Our findings with semaglutide are based on a CV risk prediction model derived from data from the LEADER CVOT; LEADER had common adjudicated endpoints, shared baseline variables and similar inclusion criteria, and evaluated a similar T2D population, to those included in the semaglutide trials. In line with this, when the CV risk prediction model was applied to the semaglutide dataset it performed satisfactorily, both overall and when applied only to data from the glycemic efficacy trials, validating the utility of the LEADER model for this analysis.

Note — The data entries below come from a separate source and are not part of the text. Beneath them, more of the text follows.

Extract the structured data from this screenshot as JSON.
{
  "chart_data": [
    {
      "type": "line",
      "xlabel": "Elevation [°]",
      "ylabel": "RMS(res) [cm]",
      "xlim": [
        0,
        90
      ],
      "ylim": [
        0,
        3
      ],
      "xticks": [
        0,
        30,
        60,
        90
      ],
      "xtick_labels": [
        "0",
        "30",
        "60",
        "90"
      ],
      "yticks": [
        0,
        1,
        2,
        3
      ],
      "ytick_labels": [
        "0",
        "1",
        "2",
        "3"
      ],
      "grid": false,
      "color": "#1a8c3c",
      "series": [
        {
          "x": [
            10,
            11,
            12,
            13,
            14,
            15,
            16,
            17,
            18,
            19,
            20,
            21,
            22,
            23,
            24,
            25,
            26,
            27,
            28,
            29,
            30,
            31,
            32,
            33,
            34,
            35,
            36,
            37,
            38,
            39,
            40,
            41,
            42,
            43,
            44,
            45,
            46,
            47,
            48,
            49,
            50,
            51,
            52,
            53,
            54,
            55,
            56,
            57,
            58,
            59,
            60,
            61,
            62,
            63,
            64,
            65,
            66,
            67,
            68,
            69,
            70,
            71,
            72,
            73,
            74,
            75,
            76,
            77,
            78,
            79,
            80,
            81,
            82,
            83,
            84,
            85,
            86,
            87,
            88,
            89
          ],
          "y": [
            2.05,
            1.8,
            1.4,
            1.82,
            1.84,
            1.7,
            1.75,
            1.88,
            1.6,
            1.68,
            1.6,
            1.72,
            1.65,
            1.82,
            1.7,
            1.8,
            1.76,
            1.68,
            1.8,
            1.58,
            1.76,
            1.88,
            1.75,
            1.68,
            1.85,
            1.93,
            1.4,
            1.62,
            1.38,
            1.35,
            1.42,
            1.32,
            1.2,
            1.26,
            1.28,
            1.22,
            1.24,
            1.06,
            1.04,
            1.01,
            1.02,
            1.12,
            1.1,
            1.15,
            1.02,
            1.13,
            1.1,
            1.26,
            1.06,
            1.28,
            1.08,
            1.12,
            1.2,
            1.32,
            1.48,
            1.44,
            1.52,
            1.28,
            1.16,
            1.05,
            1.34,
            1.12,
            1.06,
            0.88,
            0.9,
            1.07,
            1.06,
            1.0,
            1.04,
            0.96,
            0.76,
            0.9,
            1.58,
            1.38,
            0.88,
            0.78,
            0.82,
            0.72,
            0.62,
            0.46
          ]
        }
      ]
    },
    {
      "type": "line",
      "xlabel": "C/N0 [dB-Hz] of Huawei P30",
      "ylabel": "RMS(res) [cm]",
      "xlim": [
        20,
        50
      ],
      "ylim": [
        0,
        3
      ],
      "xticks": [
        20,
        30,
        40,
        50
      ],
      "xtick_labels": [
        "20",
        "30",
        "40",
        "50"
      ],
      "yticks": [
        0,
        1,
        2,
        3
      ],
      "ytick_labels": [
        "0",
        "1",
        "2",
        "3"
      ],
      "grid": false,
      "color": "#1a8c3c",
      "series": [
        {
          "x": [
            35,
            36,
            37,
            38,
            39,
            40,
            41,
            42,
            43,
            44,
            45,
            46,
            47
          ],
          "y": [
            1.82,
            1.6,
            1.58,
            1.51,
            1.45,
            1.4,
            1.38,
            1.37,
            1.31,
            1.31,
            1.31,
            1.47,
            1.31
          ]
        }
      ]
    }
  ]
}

There are other risk models in the literature that could have been candidates for this analysis. However, each has limitations that made them less suited for our analyses compared with the CV risk prediction model developed using the LEADER data. The Framingham [46, 47] and SCORE [48] models were not used because they did not include patients with established CVD, which constituted the majority of subjects in the CVOTs in our analysis, as prior CVD is generally considered to be an important risk factor for new events [49]. Furthermore, an evaluation of the risk equations of models for CV risk (including Framingham and SCORE) has reported that these models do not provide reliable estimates of CV risk in patients with T2D [50]. The DIAL model was considered for use in our analysis, as it was developed with data from patients both with and without established CVD (19% and 81%, respectively) [51]. However, this was a community-based study and the translatability to a clinical trial population with adjudicated endpoints would be uncertain [51]. In addition, DIAL had a considerably longer follow-up time than LEADER (only 5- and 10-year predictions could be validated in the DIAL model) and some of the risk factors in the DIAL model (e.g. micro- and macroalbuminuria) were not available in the full semaglutide dataset.

Strengths and limitations

A limitation of our study is that some baseline factors that may have been important predictors in the CV risk prediction model (e.g. urinary albumin-to-creatinine ratio) were not measured across all trials and, therefore, were not included in the analysis. Potential weaknesses of the LEADER model include that all patients were of high or higher CV risk than those in the SUSTAIN and PIONEER efficacy trials, which may have affected the analysis at the lower end of the continuum of risk. However, the AUC for the glycemic efficacy trials only was 0.74 [0.69;0.79], which is broadly in line with the AUC for the combined data set.

Conclusion

This analysis suggests that semaglutide reduces the risk of MACE vs comparators across the continuum of baseline CV risk characterizing a broad T2D population. The results of this analysis will help enable physicians to understand the CV benefits of the GLP-1 analog semaglutide in patients with T2D across a broad continuum of CV risk.